Many parameters in a cash flow forecast model are not based on actual data with an appropriate distribution, but these parameters are based expectations. Examples are annual growth, uptakes curves, substitution effects, changes in prescription restrictions and guidelines, future distribution of the available treatment modalities, and off-label use. Expectations are not actual values with a statistical distribution, which complicate the use of standard sensitivity analyses and scenario analyses are more appropriate for expectations. Expectations are based on the expected use of the new drug by the medical community based on its clinical profile and drug price.

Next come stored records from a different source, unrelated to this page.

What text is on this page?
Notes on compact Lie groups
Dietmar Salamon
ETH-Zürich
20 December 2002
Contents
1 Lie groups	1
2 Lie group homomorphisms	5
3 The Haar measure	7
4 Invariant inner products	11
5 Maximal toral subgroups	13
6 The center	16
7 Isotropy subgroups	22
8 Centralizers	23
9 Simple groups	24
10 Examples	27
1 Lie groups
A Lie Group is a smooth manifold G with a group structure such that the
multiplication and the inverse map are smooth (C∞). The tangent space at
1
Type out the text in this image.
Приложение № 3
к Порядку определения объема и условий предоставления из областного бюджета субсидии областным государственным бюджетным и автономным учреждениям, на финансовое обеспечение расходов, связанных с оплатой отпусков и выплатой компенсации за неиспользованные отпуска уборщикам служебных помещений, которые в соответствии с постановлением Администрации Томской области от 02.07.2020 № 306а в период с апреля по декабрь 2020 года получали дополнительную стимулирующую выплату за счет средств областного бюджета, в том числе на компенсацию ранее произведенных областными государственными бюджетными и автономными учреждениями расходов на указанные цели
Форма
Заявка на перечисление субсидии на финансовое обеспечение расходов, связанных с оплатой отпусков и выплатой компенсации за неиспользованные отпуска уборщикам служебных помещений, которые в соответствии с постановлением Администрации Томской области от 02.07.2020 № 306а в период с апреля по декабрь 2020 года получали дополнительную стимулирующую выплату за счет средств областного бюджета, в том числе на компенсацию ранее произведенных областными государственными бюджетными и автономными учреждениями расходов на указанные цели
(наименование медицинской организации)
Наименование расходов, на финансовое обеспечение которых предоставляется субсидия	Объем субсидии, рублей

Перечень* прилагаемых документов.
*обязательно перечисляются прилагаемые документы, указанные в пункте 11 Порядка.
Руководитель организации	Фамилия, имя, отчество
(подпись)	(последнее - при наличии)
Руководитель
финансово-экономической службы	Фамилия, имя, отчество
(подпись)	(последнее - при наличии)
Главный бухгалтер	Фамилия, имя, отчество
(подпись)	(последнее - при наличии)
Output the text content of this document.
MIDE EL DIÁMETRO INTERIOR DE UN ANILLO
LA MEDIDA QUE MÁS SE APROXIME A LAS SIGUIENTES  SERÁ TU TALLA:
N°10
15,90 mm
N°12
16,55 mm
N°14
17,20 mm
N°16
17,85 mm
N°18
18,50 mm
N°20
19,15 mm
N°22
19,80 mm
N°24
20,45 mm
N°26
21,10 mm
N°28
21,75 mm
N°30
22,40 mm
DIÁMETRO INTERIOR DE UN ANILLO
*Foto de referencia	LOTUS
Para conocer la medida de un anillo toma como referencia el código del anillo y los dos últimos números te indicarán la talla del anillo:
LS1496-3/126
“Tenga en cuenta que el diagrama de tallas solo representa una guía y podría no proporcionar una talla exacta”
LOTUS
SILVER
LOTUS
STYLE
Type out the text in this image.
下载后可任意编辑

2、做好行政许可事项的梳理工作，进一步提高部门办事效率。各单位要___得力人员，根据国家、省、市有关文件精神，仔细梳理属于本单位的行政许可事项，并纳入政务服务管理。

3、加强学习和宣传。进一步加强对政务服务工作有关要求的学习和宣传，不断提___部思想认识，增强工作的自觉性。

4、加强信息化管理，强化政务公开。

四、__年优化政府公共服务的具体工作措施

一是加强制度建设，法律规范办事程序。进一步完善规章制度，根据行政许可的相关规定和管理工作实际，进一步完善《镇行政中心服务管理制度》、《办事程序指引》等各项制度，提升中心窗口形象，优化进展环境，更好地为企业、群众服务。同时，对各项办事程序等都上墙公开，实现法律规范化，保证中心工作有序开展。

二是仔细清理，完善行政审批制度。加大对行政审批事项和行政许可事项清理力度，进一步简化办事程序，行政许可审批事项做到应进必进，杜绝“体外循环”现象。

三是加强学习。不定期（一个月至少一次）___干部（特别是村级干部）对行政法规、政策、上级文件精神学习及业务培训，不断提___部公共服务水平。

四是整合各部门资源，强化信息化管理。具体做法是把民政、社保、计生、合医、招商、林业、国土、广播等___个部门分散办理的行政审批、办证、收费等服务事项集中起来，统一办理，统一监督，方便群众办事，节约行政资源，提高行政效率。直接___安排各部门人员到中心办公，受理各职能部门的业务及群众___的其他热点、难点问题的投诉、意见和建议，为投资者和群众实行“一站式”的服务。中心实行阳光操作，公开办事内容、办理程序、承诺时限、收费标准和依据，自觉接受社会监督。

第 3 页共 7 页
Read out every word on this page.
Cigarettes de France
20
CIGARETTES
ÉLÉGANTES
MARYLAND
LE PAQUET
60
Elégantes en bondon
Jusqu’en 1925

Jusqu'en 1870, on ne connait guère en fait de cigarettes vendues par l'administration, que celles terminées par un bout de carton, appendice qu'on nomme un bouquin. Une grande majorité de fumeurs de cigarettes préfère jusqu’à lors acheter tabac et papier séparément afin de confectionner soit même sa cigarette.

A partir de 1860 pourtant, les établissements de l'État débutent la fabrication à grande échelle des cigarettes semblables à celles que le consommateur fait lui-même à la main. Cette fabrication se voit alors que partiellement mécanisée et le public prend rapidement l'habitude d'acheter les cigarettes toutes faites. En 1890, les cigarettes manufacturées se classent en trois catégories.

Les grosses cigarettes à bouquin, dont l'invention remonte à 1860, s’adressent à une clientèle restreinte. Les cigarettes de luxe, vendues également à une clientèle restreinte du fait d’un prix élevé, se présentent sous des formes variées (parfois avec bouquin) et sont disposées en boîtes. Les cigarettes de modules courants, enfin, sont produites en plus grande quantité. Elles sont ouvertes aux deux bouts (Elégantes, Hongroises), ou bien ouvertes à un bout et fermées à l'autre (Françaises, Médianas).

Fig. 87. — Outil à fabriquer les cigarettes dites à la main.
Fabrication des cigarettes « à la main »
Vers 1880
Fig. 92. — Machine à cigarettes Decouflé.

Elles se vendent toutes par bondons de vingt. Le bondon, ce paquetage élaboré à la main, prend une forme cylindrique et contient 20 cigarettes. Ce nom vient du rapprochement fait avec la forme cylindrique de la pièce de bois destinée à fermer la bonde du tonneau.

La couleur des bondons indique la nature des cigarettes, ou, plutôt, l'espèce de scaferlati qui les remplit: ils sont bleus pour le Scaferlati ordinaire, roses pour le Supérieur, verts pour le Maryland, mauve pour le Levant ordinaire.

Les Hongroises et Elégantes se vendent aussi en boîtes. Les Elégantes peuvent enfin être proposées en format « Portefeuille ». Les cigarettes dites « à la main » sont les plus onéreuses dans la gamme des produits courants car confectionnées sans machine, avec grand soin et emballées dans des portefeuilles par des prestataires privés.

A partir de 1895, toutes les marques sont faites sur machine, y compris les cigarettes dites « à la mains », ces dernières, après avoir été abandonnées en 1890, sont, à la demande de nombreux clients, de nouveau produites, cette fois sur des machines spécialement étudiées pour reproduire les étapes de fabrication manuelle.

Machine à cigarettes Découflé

The Discounted Cash Flow method can be used to validate the price of the new drug from a narrow investor’s perspective, which does not include all other monetary and non-monetary values for society (patients, physicians, payers, providers and employers) (Figure 2). The substitution effect of a new medicine may lead to substantial cost savings in other budgets e.g. reduction of hospitalization costs due to higher efficacy or reduction of treatment costs for adverse events resulting from a better safety profile.
Figure 2:Value of innovation includes more than cost-effectiveness
The substitution effect and the gain in QALYs of a new medicine are not included the Discounted Cash Flow method. However investors have multiple functions since they are not only professional investors, but also insured citizens. Therefore the decision making process does not only include economic attributes but also other values, e.g. social values. Therefore, this substitution effect and the gain in QALYs may already partially be included in the current financial valuation from an investor’s perspective.